Les agences événementielles en quête de respect de la part des donneurs d’ordres
Par Guillaume Trecan | Le | Prestations intellectuelles
L’association LÉVÉNEMENT mène actuellement une campagne d’alerte sur les dérives des appels d’offres dans le secteur communication et événementiel. Selon ses membres, 20 % seulement des appels d’offres seraient menés de manière responsable.
Lors d’un événement en ligne organisé par l’association, le 3 novembre, Arnaud Chouraki, directeur de l’agence MCI France et vice-président de LÉVÉNEMENT n’hésite pas à mettre les pieds dans le plat : « aujourd’hui des annonceurs profitent de la crise ». Le courroux de la profession qu’il relaie ainsi, trouve sa cause dans des appels d’offres imprécis, mettant en compétition un trop grand nombre d’agences et requérant des livrables trop détaillés et non rémunérés. D’où les cinq revendications portées par l’association : trois semaines minimum pour répondre ; trois agences maximum en compétition ; une indemnisation des perdants au regard du travail effectué ; un brief écrit associé au budget et un nombre de livrables limité.
Une méconnaissance des structures de coût des prestations
Selon les résultats du sondage réalisé par l’association, seuls 47 % des briefs sont suffisamment consistants pour donner lieu à une réponse de qualité.
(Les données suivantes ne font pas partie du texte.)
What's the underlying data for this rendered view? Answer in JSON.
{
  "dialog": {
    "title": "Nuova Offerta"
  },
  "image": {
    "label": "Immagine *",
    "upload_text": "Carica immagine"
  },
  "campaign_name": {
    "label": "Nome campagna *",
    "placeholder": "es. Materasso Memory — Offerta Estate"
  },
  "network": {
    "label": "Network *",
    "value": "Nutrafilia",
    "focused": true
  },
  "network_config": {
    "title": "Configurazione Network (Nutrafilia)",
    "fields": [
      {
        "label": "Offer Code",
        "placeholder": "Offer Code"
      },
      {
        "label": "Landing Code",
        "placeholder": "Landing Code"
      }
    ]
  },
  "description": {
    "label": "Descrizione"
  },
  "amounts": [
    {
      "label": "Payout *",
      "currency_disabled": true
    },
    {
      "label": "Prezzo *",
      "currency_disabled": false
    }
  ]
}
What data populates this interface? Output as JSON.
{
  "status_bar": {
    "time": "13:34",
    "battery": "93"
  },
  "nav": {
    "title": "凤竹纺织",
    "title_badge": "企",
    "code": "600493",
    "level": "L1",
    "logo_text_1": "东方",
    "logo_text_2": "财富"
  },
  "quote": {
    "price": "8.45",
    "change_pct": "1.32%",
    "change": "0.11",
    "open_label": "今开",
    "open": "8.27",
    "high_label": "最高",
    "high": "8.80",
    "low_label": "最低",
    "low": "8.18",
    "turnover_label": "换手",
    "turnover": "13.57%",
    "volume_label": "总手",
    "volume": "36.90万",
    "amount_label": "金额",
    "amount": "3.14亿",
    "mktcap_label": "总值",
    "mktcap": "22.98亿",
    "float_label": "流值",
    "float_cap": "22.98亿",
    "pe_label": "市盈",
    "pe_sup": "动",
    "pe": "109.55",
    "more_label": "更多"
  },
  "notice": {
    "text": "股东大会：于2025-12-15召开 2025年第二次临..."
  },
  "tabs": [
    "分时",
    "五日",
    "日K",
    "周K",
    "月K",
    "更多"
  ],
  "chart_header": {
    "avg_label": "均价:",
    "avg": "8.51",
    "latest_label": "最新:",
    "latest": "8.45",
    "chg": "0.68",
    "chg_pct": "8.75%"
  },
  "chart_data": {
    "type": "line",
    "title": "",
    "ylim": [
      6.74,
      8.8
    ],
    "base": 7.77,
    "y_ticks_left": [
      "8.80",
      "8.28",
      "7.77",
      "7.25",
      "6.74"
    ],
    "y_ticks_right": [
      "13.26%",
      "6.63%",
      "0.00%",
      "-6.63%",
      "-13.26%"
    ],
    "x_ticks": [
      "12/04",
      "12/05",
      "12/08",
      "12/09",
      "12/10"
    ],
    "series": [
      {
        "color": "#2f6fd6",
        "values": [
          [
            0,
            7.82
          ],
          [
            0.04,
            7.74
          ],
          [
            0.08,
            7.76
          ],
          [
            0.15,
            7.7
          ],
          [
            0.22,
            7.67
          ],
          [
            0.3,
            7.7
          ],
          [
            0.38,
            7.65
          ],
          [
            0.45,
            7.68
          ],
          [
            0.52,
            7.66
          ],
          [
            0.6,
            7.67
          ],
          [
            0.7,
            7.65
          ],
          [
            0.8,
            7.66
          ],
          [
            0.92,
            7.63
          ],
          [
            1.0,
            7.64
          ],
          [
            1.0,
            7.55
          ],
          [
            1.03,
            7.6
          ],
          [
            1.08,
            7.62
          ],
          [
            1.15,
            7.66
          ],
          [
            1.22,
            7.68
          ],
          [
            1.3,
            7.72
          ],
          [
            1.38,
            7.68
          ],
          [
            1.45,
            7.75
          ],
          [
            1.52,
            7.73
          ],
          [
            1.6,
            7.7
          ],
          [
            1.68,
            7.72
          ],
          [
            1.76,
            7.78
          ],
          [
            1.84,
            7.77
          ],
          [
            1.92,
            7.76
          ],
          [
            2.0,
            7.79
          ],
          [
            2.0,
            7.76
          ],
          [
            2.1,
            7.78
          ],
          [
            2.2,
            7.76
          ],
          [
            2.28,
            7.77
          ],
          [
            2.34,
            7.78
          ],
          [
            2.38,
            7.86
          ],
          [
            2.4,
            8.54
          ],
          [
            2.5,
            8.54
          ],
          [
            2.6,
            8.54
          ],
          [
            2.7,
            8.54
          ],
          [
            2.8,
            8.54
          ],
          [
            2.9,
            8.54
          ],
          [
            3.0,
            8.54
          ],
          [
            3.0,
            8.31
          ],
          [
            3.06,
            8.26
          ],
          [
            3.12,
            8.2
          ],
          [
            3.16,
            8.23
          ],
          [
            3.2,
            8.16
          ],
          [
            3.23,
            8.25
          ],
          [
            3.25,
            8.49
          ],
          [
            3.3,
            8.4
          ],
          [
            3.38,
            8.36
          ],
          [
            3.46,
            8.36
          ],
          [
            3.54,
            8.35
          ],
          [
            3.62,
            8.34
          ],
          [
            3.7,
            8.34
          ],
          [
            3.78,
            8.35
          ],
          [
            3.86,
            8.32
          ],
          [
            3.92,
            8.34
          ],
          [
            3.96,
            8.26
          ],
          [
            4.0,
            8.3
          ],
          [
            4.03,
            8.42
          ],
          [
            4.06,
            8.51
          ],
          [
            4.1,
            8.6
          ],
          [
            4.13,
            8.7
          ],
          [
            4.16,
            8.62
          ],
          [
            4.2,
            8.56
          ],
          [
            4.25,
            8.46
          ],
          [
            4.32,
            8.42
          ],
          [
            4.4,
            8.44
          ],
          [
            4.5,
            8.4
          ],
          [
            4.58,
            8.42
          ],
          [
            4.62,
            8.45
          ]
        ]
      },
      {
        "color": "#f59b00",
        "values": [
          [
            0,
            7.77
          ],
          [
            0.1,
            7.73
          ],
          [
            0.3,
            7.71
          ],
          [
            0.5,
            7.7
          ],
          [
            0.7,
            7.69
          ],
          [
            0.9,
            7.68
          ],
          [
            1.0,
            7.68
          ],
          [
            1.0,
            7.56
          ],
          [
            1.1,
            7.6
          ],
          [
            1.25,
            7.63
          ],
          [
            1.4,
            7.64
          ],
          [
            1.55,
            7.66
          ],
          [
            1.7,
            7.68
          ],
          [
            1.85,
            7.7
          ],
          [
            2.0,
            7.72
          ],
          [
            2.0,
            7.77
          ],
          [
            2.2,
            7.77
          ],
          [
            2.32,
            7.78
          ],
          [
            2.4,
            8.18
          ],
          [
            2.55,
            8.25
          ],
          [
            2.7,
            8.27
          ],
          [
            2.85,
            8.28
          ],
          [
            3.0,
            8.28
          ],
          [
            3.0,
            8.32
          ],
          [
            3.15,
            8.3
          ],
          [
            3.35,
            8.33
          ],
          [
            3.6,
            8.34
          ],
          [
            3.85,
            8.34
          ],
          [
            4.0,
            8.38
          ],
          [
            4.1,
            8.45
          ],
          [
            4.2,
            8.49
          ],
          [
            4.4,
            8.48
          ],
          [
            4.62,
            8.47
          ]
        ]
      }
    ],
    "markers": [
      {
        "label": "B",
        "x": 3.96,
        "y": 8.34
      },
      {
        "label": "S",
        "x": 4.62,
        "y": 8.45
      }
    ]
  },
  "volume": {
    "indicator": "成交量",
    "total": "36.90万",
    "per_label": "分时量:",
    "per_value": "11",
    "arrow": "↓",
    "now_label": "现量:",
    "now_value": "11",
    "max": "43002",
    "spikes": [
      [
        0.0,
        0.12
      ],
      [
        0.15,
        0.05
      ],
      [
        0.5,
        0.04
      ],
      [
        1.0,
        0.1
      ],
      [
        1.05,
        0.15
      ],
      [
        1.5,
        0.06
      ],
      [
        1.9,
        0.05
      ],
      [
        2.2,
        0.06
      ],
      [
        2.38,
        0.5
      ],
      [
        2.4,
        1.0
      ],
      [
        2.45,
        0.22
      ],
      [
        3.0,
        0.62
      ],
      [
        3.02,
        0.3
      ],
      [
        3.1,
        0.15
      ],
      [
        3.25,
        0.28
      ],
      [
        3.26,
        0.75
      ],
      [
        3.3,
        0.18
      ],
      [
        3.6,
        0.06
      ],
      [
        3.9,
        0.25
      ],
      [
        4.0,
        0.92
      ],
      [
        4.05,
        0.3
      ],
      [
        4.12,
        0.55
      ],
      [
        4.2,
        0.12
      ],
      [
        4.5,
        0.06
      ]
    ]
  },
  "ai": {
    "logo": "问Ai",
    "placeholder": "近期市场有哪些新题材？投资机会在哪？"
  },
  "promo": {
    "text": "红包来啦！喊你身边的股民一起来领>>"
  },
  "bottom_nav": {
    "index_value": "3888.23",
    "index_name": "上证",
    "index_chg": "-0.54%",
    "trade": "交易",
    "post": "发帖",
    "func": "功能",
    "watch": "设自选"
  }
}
Les annonceurs sont en effet fortement soupçonnés de méconnaître voire de se désintéresser des métiers de l’événementiel et de la communication. « Peu de gens passent du temps à comprendre nos métiers, confirme Mercedes Erra, vice-présidente de la filière Communication et vice-présidente exécutive d’Havas Worldwide. Cela demande du temps, de l’intelligence, de l’approfondissement pour comprendre les différents métiers de la filière : événements, communication, relations publiques. Plus les clients comprendront de quelles compétences il s’agit, plus nous avons des chances d’être bons. »
Spécialisé dans l’optimisation du coût des campagnes de communication, Michel Georget, consultant pour The adDRESS, se fait plus précis et jette une pierre dans le jardin des Achats : « peu d’acheteurs aujourd’hui ont compris que, dans une règle de 80/20, l’agence va acheter des prestations pour à peu près 80 % pour le compte de l’annonceur, le reste étant beaucoup de rémunération, de jours homme pour le temps passé. »
Les Achats sont aussi là pour aider les départements marketing à construire les cahiers des charges
Sur ce point, difficile de ne pas être d’accord pour gagner en maturité. Représentant la voix des acheteurs lors d’une table ronde, la directrice achats France de BMW, Chloé Rothenbühler confirme que « les Achats sont aussi là pour aider les départements marketing à construire les cahiers des charges, avec les bonnes informations, avec des objectifs, avec des KPI, etc. »
Des appels d’offres trop systématiques
De même, elle accrédite le fait que le recours aux appels d’offres ne doit pas être systématique, rappelant le souhait de son service d’établir autant que possible des partenariats sur plusieurs années. « Il est important de mener des appels d’offres de façon raisonnée. La course aux appels d’offres épuise les agences, cela épuise également en interne, les départements marketing et les départements achats », complète la directrice achats.
Sur la question de l’indemnisation des investissements consentis par les agences pour répondre à des appels d’offres, à l’unisson des deux autres responsables achats invités à débattre par LÉVÉNEMENT, elle fait part de ses réticences. « Ce n’est pas une pratique d’indemniser chez BMW France. Nous demandons des pitchs de manière très raisonnable et pour confier du business, pas pour voir et certainement pas pour voler les idées des agences », explique-t-elle.
Des pitchs trop rarement indemnisés
Arnaud Chouraki chiffre précisément l’enjeu de ces indemnisations qui représente selon lui entre 4 % et 8 % du chiffre d’affaires des projets hors temps passé. Le sondage présenté par LÉVÉNEMENT indiquant que 7 % seulement des compétitions sont indemnisées et seulement à hauteur de 10 % des investissements engagés.
Si l’on est sur des montants petits à moyens, indemniser une agence va être très compliqué
Pour le directeur achats de Manpower, Cédric Ngo Van, c’est justement en mettant des chiffres sur cette question des indemnisations des livrables des appels d’offres que l’on pourra avancer. Il n’oublie pas pour autant de fixer sa limite : « l’encadrer sur des montants importants, cela peut être discuté. Mais, si l’on est sur des montants petits à moyens, indemniser une agence va être très compliqué, je considère que c’est de l’acquisition de clientèle. » Preuve que le débat lancé par LÉVÉNEMENT n’est pas vain et qu’un dialogue est possible, Arnaud Chouraki le rejoint sur ce point : « Evidemment la rémunération doit être proportionnelle au projet. Pour un projet avec un chiffre d’affaires de 100 000 euros, elle n’est pas indispensable », concède-t-il.